Miss Latimer’s radiant gaze was on him; but she made him no reply.
‘Curse you!’ said the young man. ‘Curse you!’
She saw him, but it was like the bird, gazing down from its height at some outsoared menace of a half-vanished earth. And her voice came to him now as from those crystal distances.
‘No,’ she said. ‘Antonia has saved herself. You drove her to it; you made it her only way.’
‘ You drove her to it, you cursed liar. I could have made her happy. It was me she loved. Yes, take that in—more than she loved Malcolm. Nothing stood between us but your lies. You determined and plotted it, when the weapon was put into your hands by our folly. You’ve killed her, and you are glad that she is dead.’
She did not pause for his revilement. Her mind was fixed in its exaltation.
‘No: it was Malcolm she loved more dearly. She chose between you.
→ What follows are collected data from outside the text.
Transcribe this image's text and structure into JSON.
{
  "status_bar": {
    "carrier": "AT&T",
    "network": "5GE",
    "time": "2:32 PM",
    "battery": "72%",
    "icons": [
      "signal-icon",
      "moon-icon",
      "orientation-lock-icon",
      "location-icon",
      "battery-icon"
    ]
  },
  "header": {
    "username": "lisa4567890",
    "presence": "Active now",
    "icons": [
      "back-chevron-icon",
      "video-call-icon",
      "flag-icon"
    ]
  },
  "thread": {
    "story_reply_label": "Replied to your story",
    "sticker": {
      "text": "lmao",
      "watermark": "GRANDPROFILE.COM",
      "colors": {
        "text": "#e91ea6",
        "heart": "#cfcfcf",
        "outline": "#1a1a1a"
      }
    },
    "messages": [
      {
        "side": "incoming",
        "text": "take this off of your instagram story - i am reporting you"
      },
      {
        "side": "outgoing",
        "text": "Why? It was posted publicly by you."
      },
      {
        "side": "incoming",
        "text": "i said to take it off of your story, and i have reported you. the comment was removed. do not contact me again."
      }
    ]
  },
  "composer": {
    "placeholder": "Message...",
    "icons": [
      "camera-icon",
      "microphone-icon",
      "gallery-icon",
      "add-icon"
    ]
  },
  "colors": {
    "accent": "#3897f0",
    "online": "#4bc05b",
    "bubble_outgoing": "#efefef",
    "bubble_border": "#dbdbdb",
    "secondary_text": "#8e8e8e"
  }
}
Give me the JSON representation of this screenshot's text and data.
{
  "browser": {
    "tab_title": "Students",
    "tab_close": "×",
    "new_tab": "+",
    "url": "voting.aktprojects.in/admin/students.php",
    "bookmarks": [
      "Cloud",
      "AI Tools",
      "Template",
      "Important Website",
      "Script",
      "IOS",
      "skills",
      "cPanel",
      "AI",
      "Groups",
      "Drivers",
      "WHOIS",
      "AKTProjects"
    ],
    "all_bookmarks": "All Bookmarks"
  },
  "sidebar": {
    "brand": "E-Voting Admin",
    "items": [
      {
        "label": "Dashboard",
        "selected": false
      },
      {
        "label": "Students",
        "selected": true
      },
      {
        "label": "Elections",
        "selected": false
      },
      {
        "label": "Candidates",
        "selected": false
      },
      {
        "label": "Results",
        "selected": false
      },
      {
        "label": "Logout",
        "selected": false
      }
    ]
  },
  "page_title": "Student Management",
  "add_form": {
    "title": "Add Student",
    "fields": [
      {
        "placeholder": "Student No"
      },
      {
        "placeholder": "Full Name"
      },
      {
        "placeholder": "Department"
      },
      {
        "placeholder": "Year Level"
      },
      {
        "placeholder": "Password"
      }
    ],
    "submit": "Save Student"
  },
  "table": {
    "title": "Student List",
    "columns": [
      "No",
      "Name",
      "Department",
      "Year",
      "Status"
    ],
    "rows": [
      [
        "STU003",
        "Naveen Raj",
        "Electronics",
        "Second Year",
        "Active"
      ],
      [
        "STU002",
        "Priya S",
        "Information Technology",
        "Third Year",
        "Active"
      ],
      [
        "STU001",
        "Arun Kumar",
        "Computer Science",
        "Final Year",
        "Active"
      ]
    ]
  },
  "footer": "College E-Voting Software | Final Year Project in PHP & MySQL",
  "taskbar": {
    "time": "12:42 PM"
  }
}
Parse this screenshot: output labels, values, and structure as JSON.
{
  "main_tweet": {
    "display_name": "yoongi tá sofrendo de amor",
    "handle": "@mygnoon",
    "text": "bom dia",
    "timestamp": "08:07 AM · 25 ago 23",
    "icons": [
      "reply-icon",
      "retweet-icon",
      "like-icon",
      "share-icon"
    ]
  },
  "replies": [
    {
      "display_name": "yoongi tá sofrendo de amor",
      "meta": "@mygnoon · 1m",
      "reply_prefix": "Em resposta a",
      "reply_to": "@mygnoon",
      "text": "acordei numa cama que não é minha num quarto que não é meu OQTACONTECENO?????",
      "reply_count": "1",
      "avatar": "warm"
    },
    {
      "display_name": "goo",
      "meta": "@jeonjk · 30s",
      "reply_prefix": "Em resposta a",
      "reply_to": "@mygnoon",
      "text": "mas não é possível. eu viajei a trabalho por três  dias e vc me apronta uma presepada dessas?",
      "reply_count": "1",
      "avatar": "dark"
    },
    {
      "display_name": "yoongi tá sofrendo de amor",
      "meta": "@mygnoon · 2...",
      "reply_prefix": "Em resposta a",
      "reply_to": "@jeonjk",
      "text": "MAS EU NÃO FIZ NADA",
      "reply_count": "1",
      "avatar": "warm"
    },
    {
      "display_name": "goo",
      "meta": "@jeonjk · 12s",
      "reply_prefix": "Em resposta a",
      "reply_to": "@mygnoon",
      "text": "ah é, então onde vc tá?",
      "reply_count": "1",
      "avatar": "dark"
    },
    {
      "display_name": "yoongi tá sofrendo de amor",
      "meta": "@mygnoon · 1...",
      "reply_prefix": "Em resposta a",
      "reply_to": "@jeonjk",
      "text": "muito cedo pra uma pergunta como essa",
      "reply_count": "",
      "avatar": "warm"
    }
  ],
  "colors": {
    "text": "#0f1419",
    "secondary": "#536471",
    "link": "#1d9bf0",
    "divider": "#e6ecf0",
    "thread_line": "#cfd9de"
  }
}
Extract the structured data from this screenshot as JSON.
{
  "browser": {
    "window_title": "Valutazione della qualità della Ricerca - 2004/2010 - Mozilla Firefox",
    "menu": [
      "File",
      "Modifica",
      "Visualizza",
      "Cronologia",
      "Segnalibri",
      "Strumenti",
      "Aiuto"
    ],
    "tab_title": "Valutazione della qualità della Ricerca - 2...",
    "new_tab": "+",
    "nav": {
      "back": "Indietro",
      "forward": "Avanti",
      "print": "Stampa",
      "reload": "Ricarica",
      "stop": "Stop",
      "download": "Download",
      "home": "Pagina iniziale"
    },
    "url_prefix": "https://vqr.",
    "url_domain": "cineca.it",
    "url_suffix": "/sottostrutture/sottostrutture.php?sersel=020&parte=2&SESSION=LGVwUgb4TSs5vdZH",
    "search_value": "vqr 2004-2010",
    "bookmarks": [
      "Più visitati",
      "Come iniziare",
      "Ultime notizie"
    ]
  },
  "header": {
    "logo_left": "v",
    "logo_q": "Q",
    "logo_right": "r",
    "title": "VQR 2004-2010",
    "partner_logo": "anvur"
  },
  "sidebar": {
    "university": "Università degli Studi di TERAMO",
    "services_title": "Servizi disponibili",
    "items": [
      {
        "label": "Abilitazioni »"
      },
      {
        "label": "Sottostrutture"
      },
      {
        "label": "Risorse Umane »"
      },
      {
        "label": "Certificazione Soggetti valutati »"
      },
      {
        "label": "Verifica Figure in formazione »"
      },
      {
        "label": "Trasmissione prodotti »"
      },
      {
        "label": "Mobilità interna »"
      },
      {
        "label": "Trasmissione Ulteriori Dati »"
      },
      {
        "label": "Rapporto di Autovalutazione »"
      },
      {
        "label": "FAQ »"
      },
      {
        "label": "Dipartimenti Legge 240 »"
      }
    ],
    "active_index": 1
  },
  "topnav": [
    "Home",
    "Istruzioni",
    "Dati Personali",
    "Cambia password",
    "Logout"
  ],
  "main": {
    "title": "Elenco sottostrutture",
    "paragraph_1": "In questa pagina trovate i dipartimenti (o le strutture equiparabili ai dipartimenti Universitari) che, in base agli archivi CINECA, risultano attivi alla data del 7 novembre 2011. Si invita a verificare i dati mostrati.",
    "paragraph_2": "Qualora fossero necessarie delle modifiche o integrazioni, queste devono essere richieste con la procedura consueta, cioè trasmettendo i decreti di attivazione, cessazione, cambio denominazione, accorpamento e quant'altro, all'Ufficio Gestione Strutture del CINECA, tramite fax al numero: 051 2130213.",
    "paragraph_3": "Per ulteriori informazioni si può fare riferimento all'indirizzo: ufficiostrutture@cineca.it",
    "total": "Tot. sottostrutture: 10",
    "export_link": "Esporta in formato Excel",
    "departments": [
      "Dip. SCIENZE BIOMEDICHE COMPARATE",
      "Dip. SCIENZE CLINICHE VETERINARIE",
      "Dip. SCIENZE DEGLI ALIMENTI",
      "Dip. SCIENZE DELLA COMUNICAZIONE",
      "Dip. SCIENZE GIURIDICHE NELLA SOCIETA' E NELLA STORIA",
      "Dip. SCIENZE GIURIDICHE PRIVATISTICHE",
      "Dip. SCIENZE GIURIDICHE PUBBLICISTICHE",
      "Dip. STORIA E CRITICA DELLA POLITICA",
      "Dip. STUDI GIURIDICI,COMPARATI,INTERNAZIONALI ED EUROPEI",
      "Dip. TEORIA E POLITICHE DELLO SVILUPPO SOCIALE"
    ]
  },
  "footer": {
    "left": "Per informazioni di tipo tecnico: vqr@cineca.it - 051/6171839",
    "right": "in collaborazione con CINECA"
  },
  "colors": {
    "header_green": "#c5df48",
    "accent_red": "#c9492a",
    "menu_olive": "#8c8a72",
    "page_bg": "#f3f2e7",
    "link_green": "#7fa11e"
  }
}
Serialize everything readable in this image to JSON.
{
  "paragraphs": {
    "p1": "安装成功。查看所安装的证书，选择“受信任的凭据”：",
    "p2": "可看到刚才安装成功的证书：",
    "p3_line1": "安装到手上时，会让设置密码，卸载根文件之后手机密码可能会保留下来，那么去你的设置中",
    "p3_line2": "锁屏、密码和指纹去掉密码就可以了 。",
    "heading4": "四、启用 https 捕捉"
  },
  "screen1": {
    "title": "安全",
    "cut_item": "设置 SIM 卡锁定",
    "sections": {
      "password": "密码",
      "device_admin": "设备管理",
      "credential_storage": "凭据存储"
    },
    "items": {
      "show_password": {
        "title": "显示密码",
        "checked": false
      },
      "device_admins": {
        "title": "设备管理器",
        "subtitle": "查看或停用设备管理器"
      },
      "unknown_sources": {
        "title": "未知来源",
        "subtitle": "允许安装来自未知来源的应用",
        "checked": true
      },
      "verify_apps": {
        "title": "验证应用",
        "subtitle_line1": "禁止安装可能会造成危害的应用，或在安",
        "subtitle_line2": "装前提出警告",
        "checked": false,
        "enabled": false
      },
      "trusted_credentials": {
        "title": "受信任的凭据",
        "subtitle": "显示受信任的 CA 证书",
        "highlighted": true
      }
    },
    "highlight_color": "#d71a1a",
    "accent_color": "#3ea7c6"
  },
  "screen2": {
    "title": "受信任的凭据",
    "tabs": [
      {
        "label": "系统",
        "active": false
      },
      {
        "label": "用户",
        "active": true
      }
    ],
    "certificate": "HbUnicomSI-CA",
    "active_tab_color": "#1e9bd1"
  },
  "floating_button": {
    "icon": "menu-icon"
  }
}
She knew herself too weak to stay. He came for her and she has gone to him. He has forgiven her. The husband and the wife are together.’
Bevis leaned his head against the bed-post and closed his eyes. The idle folly of his fury dropped from him. He felt only a sick loathing and exhaustion.
‘Leave me,’ he muttered. ‘You ’ll not grudge me what I have left. Leave me with her. Never let me see your face again.’
Almost as if with a glad docility, drawing, in the spring sunlight, her brilliant robe about her, Miss Latimer rose, and her face kept the glitter of its supernatural triumph. She obeyed as if recognizing to the full his claim upon the distenanted form lying there. For a moment only she paused and looked down at the dead woman, and he seemed then, dimly, and now indifferently, to see on her lips the pitiless smile of a priest above a sacrificial victim.
Then the rustle of her robe passed round the room. The door closed softly behind her, and he was alone with all that was left him of Tony.